Committee Asks Dual Recognition System

By F. BRUCE Lewis

The Student Council will vote Monday, on proposed rules for undergraduate publications. The Council ordered new regulations to be drawn up after the University refused to recognize the now defunct New Student last spring.

Main feature of the new rules is the provision for two degrees of recognition. Under this provision, publications which in addition to being recognized wish to use "Harvard" in their title must meet additional requirements.

The committee which formulated the rules includes Frederic D. Houghteling '50, Robert L. Fischelis '50, Edward F. Burke '50, and Robert K. Bingham '48.

The Council set up the group after its recommendation that the HYD-sponsored New Student be recognized was flatly rejected by the Faculty Committee on Student Activities. At that time, Dean Bender said "no publication should be recognized or allowed to use the Harvard name unless it is in fact a Harvard student publication."
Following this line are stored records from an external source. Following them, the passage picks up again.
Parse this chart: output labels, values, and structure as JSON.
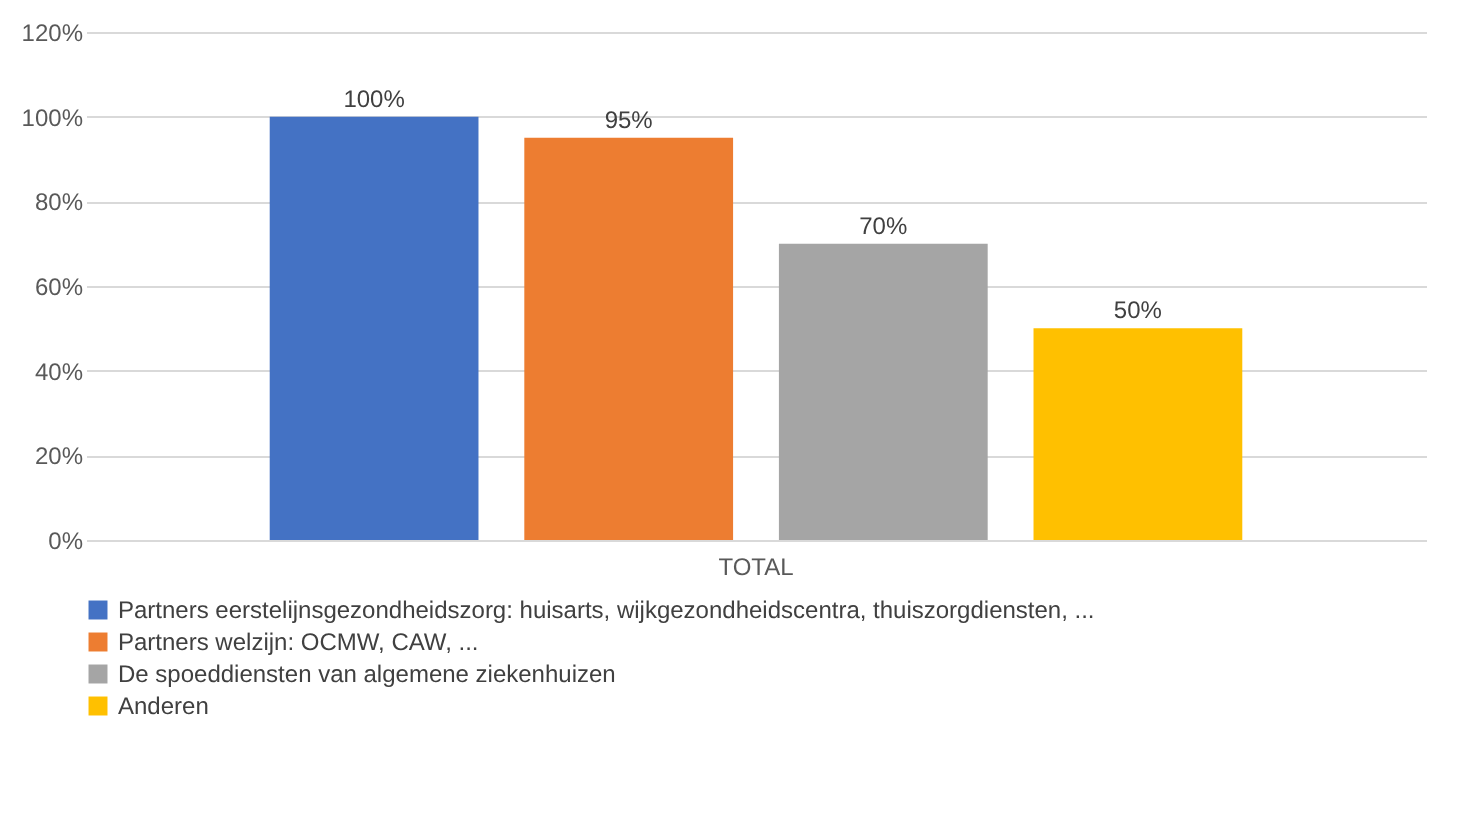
{
  "chart_data": {
    "type": "bar",
    "categories": [
      "TOTAL"
    ],
    "series": [
      {
        "name": "Partners eerstelijnsgezondheidszorg: huisarts, wijkgezondheidscentra, thuiszorgdiensten, ...",
        "color": "#4472c4",
        "values": [
          100
        ],
        "value_labels": [
          "100%"
        ]
      },
      {
        "name": "Partners welzijn: OCMW, CAW, ...",
        "color": "#ed7d31",
        "values": [
          95
        ],
        "value_labels": [
          "95%"
        ]
      },
      {
        "name": "De spoeddiensten van algemene ziekenhuizen",
        "color": "#a5a5a5",
        "values": [
          70
        ],
        "value_labels": [
          "70%"
        ]
      },
      {
        "name": "Anderen",
        "color": "#ffc000",
        "values": [
          50
        ],
        "value_labels": [
          "50%"
        ]
      }
    ],
    "ylim": [
      0,
      120
    ],
    "yticks": [
      {
        "value": 0,
        "label": "0%"
      },
      {
        "value": 20,
        "label": "20%"
      },
      {
        "value": 40,
        "label": "40%"
      },
      {
        "value": 60,
        "label": "60%"
      },
      {
        "value": 80,
        "label": "80%"
      },
      {
        "value": 100,
        "label": "100%"
      },
      {
        "value": 120,
        "label": "120%"
      }
    ],
    "grid": "y",
    "legend": "bottom"
  }
}
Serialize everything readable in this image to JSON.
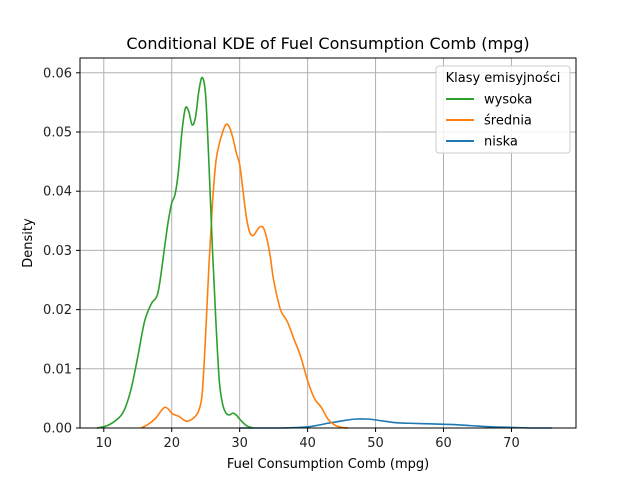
{
  "chart_data": {
    "type": "line",
    "title": "Conditional KDE of Fuel Consumption Comb (mpg)",
    "xlabel": "Fuel Consumption Comb (mpg)",
    "ylabel": "Density",
    "xlim": [
      6.5,
      79.5
    ],
    "ylim": [
      0,
      0.0625
    ],
    "xticks": [
      10,
      20,
      30,
      40,
      50,
      60,
      70
    ],
    "yticks": [
      0.0,
      0.01,
      0.02,
      0.03,
      0.04,
      0.05,
      0.06
    ],
    "ytick_labels": [
      "0.00",
      "0.01",
      "0.02",
      "0.03",
      "0.04",
      "0.05",
      "0.06"
    ],
    "grid": true,
    "legend": {
      "title": "Klasy emisyjności",
      "placement": "top-right"
    },
    "series": [
      {
        "name": "wysoka",
        "color": "#2ca02c",
        "x": [
          9.0,
          10.5,
          12.0,
          13.0,
          14.0,
          15.0,
          16.0,
          17.0,
          18.0,
          19.0,
          19.5,
          20.0,
          20.5,
          21.0,
          21.5,
          22.0,
          22.5,
          23.0,
          23.5,
          24.0,
          24.5,
          25.0,
          25.5,
          26.0,
          26.5,
          27.0,
          27.5,
          28.0,
          28.5,
          29.0,
          29.5,
          30.0,
          31.0,
          32.0
        ],
        "y": [
          0.0,
          0.0004,
          0.0015,
          0.003,
          0.0065,
          0.012,
          0.018,
          0.021,
          0.023,
          0.031,
          0.035,
          0.038,
          0.0395,
          0.0435,
          0.05,
          0.054,
          0.0535,
          0.0512,
          0.0525,
          0.057,
          0.0592,
          0.056,
          0.044,
          0.03,
          0.018,
          0.008,
          0.004,
          0.0025,
          0.0022,
          0.0025,
          0.0022,
          0.0015,
          0.0004,
          0.0
        ]
      },
      {
        "name": "średnia",
        "color": "#ff7f0e",
        "x": [
          15.5,
          16.5,
          17.5,
          18.0,
          18.5,
          19.0,
          19.5,
          20.0,
          20.5,
          21.0,
          21.5,
          22.0,
          22.5,
          23.0,
          23.5,
          24.0,
          24.5,
          25.0,
          25.5,
          26.0,
          26.5,
          27.0,
          27.5,
          28.0,
          28.5,
          29.0,
          29.5,
          30.0,
          30.5,
          31.0,
          31.5,
          32.0,
          32.5,
          33.0,
          33.5,
          34.0,
          34.5,
          35.0,
          36.0,
          37.0,
          38.0,
          39.0,
          40.0,
          41.0,
          42.0,
          43.0,
          44.0,
          45.0,
          46.0
        ],
        "y": [
          0.0,
          0.0006,
          0.0015,
          0.0022,
          0.003,
          0.0035,
          0.0032,
          0.0025,
          0.0022,
          0.002,
          0.0016,
          0.0012,
          0.0012,
          0.0015,
          0.002,
          0.003,
          0.006,
          0.016,
          0.028,
          0.038,
          0.045,
          0.048,
          0.05,
          0.0513,
          0.0508,
          0.049,
          0.0465,
          0.0445,
          0.04,
          0.0355,
          0.033,
          0.0325,
          0.0333,
          0.034,
          0.0338,
          0.032,
          0.029,
          0.025,
          0.02,
          0.018,
          0.015,
          0.012,
          0.008,
          0.005,
          0.0035,
          0.0015,
          0.0005,
          0.0001,
          0.0
        ]
      },
      {
        "name": "niska",
        "color": "#1f77b4",
        "x": [
          30.0,
          36.0,
          40.0,
          43.0,
          45.0,
          47.0,
          49.0,
          51.0,
          53.0,
          55.0,
          58.0,
          61.0,
          64.0,
          67.0,
          70.0,
          73.0,
          76.0
        ],
        "y": [
          0.0,
          0.0,
          0.0002,
          0.0008,
          0.0012,
          0.0015,
          0.0015,
          0.0012,
          0.0009,
          0.0008,
          0.0007,
          0.0006,
          0.0004,
          0.0002,
          0.0001,
          0.0,
          0.0
        ]
      }
    ]
  }
}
The proposed new rules state that "the basic criterion is that the publication must be a Harvard student enterprise." The editors must be Harvard students, and policy control is "to be exercised in accordance with their free decisions." Magazines without "Harvard" in their titles do not have to be financed within the Harvard community, nor does a majority of their circulation have to be in Harvard.

Bender Explains Stand

Bender explained last spring that the "committee was convinced that The New Student was not a bona fide Harvard publication....It was largely written by and for people who were not Harvard students and financed outside the University to a considerable extent."

As for the magazine's policy, the Dean told the Council that when an organization such as the HYD is connected with a nationwide group, a decision as to who determines policy is difficult if not impossible.

If the Dean's Office had been working under the proposed rules last spring, the New Student would have been recognized had the editors proved it was really the independent publication of a Harvard group, and was not controlled by the national organization.